Color crept into her cheeks as she remembered the long, rather childish letters she had written after his departure, but she answered steadily enough, “Not for a long time. Or at least not the way you mean. I wrote to inform him when Haycock caught those poachers on the north ridge and when we had the causeway repaired, and last year when Mr. Brewer questioned my authority to draw funds for the refurbishing of Lady Bridget’s rooms when we returned from Margate. He replied to Mr. Brewer very quickly on that occasion, I’m glad to say.”

“I detect my uncle’s fine hand there,” Lord Ramsay murmured. “Punishing you for your raking, no doubt.”

“Punishing Lady Bridget, you mean,” Mollie returned angrily. “He read her the most dreadful scold. As if she could order my coming and going or would try to do so. I am certain I told you all about it when you were down for the long vacation.”

“You did, and I thought then as I think now that we’d all of us do better without Uncle Andrew’s interference. Why, even Gwen was saying, only last week when I passed through Pillings on my way here, that—”

But what his older sister had had to say was destined to go, for the moment at any rate, unrepeated, for Lord Ramsay broke off suddenly and gave his full attention to the roadway in front of them.

“I say, Mollie,” he said after a moment or so, while she watched him curiously, “I think we’ve got company up yonder.”

“What makes you think so?” She had noticed a number of tracks in the mud, but had given them little thought. The road was fairly well-traveled by the men from Hawkstone.

Lord Ramsay’s brow was furrowed as he concentrated his attention downward. “There shouldn’t be so many tracks as these. You forget the rain washed the road clear. There were a few ruts this morning, but scarcely any tracks beyond the ones we made ourselves.”

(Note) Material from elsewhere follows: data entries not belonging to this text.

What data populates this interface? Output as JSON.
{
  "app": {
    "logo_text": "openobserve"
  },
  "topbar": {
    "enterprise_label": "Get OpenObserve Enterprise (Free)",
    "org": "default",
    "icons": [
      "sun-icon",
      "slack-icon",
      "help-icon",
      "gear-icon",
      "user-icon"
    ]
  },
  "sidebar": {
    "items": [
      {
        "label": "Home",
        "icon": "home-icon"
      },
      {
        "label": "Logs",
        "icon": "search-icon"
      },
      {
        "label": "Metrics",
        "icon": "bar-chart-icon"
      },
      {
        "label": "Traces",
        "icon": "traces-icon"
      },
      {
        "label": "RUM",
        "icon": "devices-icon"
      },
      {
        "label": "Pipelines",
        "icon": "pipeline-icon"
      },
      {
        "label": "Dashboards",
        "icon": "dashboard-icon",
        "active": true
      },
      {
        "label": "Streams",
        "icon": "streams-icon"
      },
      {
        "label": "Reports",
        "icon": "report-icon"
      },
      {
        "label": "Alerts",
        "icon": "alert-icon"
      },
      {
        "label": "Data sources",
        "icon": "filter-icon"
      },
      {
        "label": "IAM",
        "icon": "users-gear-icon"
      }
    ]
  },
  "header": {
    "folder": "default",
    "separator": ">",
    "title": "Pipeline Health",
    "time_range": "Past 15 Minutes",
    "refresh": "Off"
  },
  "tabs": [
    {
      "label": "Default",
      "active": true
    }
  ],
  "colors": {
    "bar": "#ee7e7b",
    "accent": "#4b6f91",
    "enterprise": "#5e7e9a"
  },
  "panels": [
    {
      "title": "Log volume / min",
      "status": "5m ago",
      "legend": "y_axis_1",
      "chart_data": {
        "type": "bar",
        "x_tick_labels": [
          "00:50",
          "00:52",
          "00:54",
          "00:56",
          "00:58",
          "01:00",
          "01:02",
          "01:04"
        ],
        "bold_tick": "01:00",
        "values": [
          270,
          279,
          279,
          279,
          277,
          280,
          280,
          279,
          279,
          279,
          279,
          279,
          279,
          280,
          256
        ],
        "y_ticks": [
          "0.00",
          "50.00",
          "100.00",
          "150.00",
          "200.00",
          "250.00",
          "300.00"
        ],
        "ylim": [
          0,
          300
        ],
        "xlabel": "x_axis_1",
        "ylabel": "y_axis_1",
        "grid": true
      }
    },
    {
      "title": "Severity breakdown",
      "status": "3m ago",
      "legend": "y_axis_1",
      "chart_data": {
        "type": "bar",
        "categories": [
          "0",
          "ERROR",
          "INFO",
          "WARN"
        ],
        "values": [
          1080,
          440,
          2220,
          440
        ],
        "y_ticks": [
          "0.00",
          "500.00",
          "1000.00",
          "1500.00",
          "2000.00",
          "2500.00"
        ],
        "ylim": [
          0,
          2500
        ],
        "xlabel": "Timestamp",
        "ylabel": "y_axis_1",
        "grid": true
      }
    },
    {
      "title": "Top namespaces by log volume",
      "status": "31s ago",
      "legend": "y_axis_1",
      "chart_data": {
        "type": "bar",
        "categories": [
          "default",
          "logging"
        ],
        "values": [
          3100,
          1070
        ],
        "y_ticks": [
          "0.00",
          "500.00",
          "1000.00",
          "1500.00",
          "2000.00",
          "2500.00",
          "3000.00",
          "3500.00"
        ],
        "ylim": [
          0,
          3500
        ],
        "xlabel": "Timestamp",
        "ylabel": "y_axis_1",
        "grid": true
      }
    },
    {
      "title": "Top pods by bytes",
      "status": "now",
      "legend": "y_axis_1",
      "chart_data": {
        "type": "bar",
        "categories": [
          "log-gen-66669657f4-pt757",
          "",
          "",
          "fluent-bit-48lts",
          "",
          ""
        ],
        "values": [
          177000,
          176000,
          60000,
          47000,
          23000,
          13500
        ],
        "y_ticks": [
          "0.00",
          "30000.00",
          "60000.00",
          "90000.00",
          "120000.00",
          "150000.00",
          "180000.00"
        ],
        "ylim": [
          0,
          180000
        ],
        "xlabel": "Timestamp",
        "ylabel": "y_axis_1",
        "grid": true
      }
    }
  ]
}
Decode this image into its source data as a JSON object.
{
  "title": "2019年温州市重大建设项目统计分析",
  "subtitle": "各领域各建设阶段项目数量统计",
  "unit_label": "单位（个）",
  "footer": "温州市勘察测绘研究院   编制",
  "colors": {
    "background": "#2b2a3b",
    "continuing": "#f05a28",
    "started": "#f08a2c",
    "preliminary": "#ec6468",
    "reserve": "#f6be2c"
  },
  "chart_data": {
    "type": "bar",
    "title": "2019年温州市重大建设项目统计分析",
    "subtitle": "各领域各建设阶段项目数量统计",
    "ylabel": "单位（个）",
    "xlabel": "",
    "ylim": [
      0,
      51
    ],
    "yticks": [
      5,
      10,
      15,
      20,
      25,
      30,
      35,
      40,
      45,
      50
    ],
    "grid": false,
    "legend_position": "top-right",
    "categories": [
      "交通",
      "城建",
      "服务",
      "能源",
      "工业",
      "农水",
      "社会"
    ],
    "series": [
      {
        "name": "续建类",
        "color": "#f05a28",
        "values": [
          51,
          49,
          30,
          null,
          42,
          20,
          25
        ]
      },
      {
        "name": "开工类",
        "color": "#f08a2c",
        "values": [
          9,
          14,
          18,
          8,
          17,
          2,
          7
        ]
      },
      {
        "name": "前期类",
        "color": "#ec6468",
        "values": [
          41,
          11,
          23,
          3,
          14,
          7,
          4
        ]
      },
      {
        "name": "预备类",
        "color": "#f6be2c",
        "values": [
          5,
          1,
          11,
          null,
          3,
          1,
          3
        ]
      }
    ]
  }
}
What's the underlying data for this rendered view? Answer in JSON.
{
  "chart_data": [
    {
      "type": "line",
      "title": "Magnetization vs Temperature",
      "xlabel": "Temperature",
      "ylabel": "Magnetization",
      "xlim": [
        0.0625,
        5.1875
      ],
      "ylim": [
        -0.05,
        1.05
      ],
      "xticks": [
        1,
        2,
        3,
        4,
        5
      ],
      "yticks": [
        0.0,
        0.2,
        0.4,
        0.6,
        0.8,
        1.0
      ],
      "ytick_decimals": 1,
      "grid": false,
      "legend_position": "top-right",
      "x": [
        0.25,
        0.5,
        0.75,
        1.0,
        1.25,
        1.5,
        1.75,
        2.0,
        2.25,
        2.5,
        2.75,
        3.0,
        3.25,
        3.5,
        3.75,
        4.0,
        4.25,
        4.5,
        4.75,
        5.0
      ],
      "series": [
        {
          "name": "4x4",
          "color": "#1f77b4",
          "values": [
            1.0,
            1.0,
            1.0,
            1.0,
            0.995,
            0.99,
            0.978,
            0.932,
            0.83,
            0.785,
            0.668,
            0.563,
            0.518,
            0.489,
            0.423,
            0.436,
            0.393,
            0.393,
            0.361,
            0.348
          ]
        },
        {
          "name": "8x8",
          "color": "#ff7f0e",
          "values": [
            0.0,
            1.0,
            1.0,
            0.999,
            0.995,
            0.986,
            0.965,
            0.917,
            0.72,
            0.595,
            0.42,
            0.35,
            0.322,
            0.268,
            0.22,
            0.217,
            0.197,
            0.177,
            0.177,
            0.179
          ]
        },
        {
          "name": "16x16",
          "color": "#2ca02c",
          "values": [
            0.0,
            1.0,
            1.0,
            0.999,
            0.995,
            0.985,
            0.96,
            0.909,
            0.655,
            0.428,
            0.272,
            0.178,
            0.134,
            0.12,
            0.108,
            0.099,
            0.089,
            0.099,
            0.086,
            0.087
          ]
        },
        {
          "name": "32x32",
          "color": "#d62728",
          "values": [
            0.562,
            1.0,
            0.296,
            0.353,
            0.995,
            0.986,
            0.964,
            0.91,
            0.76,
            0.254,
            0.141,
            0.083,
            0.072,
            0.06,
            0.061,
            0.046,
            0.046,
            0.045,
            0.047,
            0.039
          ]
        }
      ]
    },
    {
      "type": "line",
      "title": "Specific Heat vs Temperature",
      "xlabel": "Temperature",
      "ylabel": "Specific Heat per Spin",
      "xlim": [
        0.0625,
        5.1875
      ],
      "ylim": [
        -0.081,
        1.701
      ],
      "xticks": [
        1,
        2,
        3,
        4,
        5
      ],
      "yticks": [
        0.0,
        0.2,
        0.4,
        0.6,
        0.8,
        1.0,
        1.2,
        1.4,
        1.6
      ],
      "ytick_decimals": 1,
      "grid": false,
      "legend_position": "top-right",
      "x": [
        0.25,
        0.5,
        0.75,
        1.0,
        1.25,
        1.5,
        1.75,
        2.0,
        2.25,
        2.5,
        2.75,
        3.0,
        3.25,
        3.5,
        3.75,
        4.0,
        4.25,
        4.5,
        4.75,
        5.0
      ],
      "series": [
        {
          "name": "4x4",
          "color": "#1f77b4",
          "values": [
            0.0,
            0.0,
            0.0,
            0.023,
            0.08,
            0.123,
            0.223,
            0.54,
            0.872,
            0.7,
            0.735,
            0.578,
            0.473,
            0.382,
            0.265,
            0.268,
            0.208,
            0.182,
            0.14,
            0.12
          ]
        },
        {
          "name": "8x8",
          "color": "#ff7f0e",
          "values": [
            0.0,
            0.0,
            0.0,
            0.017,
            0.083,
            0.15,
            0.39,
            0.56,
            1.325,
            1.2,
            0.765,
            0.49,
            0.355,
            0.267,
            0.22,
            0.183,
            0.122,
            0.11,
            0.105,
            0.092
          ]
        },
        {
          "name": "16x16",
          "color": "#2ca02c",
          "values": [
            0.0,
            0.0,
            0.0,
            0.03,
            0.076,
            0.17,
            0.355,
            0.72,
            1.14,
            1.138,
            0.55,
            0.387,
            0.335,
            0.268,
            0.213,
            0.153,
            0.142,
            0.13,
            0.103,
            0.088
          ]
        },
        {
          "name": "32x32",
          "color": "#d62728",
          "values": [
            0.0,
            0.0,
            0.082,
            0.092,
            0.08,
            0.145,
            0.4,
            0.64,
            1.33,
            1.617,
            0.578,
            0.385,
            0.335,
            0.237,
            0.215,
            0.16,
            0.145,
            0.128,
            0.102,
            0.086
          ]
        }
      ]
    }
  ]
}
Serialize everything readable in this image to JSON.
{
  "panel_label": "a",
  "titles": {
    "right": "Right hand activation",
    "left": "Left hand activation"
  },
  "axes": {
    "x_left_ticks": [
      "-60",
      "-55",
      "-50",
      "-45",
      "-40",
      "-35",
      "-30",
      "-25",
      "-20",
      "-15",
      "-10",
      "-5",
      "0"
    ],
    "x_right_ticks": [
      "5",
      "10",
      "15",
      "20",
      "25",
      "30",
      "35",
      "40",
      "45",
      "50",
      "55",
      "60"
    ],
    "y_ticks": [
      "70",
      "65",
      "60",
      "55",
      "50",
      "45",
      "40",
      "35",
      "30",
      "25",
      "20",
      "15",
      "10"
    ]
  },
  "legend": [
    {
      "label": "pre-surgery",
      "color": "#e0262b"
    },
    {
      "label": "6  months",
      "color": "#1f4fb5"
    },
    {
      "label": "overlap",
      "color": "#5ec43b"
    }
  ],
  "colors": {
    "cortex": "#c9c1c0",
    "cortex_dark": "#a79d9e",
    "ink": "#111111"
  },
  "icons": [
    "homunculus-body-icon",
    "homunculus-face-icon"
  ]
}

“Still it would take but one small group of horsemen coming from Hawkstone to make a number of tracks,” she pointed out. But then, even before he could speak, she realized a fact that contradicted her suggestion. “All the tracks are heading toward the castle, aren’t they, Ramsay?”

“They are.” There was a slightly grimmer note in his voice. “And they are fresh, too, Moll. Only observe that pile of dung yonder and the scrape there on that stone. A horseshoe made that recently enough that it’s still white, and you can see tiny bits of metal glinting. There’s another. If we’d been riding at a normal pace, I daresay we’d have overtaken them by now.” He reined in, cocking his head. “Listen.”

Mollie obeyed. In the distance, through the trees, she could hear the faint jingle of spurs and harness. There were riders ahead. “What shall we do, Ramsay?”

“Well, we can’t risk your being seen, that’s flat,” he replied. “And the only place they can be going from here is Hawkstone. We’ll have to cut through the woods and across the ridge to the postern causeway. Even if we hurry, we’ll be only a hop and a skip ahead of them.”

He wheeled his horse into the woods and gave a nudge of his spurs to urge it to greater speed. With a grin, Mollie followed, keeping her head lowered and attempting at the same time to keep the curly-brimmed beaver from flying off her head. They seemed to fly under rain-soaked, low-hanging branches, over fallen logs, through nearly marshy meadows, and across the gurgling, storm-swollen brook that fed into the river below, but both riders knew every grass and stone in these woods, and they suffered no mishap, though the horses’ flanks were heaving and well-splattered with mud by the time they emerged into the clearing by the lakeshore and saw the postern causeway straight ahead of them.